The emphasis on long-range transportation planning at this meeting reflects the commission’s commitment to on-going implementation of WTP 2040 and Beyond, the statewide transportation plan, which the commission adopted in December 2018. The plan set the stage for identifying projects, investment strategies, and responsibilities for tackling critical needs statewide. It provides guidance for local and state plans to work in concert to keep Washington moving.

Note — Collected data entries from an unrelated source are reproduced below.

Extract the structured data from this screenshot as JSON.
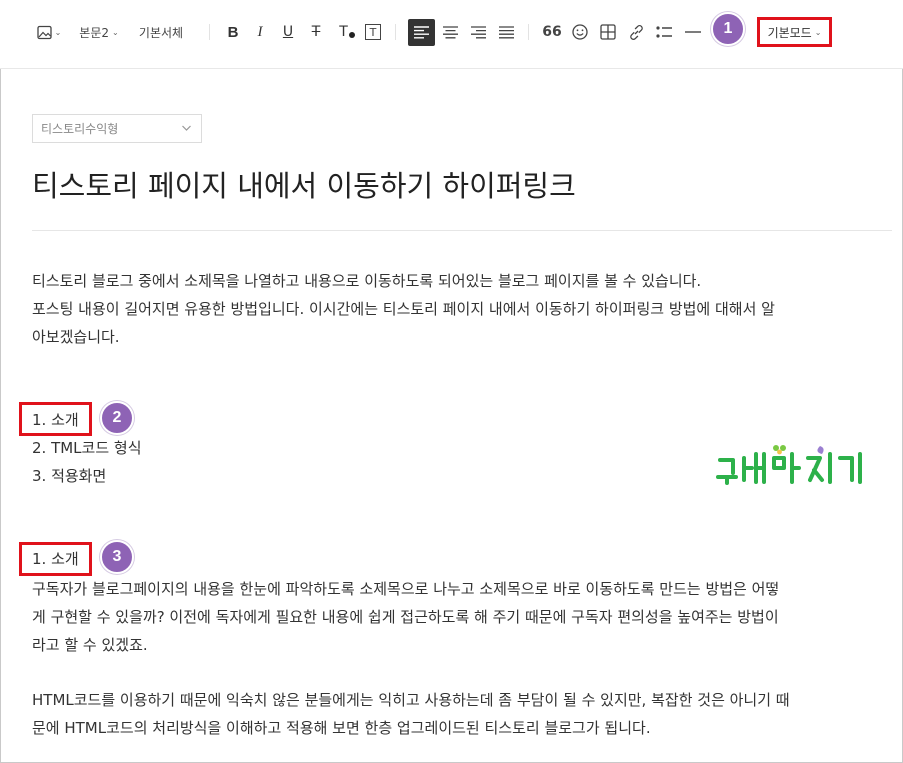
{
  "toolbar": {
    "image_icon": "image-icon",
    "paragraph_style": "본문2",
    "font_family": "기본서체",
    "bold": "B",
    "italic": "I",
    "underline": "U",
    "strike": "T",
    "text_color": "T",
    "text_bg": "T",
    "quote": "66",
    "mode": "기본모드"
  },
  "badges": [
    "1",
    "2",
    "3"
  ],
  "editor": {
    "category": "티스토리수익형",
    "title": "티스토리 페이지 내에서 이동하기 하이퍼링크",
    "intro_line1": "티스토리 블로그 중에서 소제목을 나열하고 내용으로 이동하도록 되어있는 블로그 페이지를 볼 수 있습니다.",
    "intro_line2": "포스팅 내용이 길어지면 유용한 방법입니다. 이시간에는 티스토리 페이지 내에서 이동하기 하이퍼링크 방법에 대해서 알",
    "intro_line3": "아보겠습니다.",
    "toc": [
      "1. 소개",
      "2. TML코드 형식",
      "3. 적용화면"
    ],
    "section_heading": "1. 소개",
    "body1_line1": "구독자가 블로그페이지의 내용을 한눈에 파악하도록 소제목으로 나누고 소제목으로 바로 이동하도록 만드는 방법은 어떻",
    "body1_line2": "게 구현할 수 있을까? 이전에 독자에게 필요한 내용에 쉽게 접근하도록 해 주기 때문에 구독자 편의성을 높여주는 방법이",
    "body1_line3": "라고 할 수 있겠죠.",
    "body2_line1": "HTML코드를 이용하기 때문에 익숙치 않은 분들에게는 익히고 사용하는데 좀 부담이 될 수 있지만, 복잡한 것은 아니기 때",
    "body2_line2": "문에 HTML코드의 처리방식을 이해하고 적용해 보면 한층 업그레이드된 티스토리 블로그가 됩니다."
  },
  "watermark": {
    "text": "컴테마지기",
    "color": "#2db14a"
  },
  "colors": {
    "highlight": "#e0121b",
    "badge": "#8e63b5"
  }
}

This agenda looks in depth at how WTP 2040 and Beyond has influenced regional and state plans, including those from Thurston County Regional Planning Council, Island County Regional Transportation Planning Organization, and Peninsula Regional Transportation Planning Organization.
On Tuesday morning, the commission will hear an update on the state’s toll facilities, including the State Route 99 tunnel performance, and traffic and revenue updates for all tolled facilities. Later, the co-author of Pricing Roads, Advancing Equity, will talk about how several North American cities, including Seattle; Vancouver, British Columbia; San Francisco and Los Angeles, are exploring downtown congestion pricing as a way to solve several urban transportation problems at once, including the opportunity to improve transportation options in places that have been underserved.
Tuesday afternoon, the Washington State Department of Transportation will brief the commission on how the agency’s collaborative approach with Metropolitan and Regional Transportation Planning Organizations provides an opportunity to rethink how to prioritize, program and fund investments in the transportation system. Presentations also will be given by WSDOT staff on development of an Active Transportation plan and the process being used for the Highway System Plan update.
Wednesday morning WSDOT staff will provide an overview of the work to date by the states of Oregon and Washington, the province of British Columbia, and multiple other private and public partners to examine the options for regional High Speed Rail.
Finally, Secretary of Transportation Roger Millar will present a state and national perspective on Cooperative Automated Transportation (CAT). An integrated way to improve safety, mobility, and operations efficiency, CAT enables all modes of transportation to work together through interdependent vehicle and systems automation and information exchange.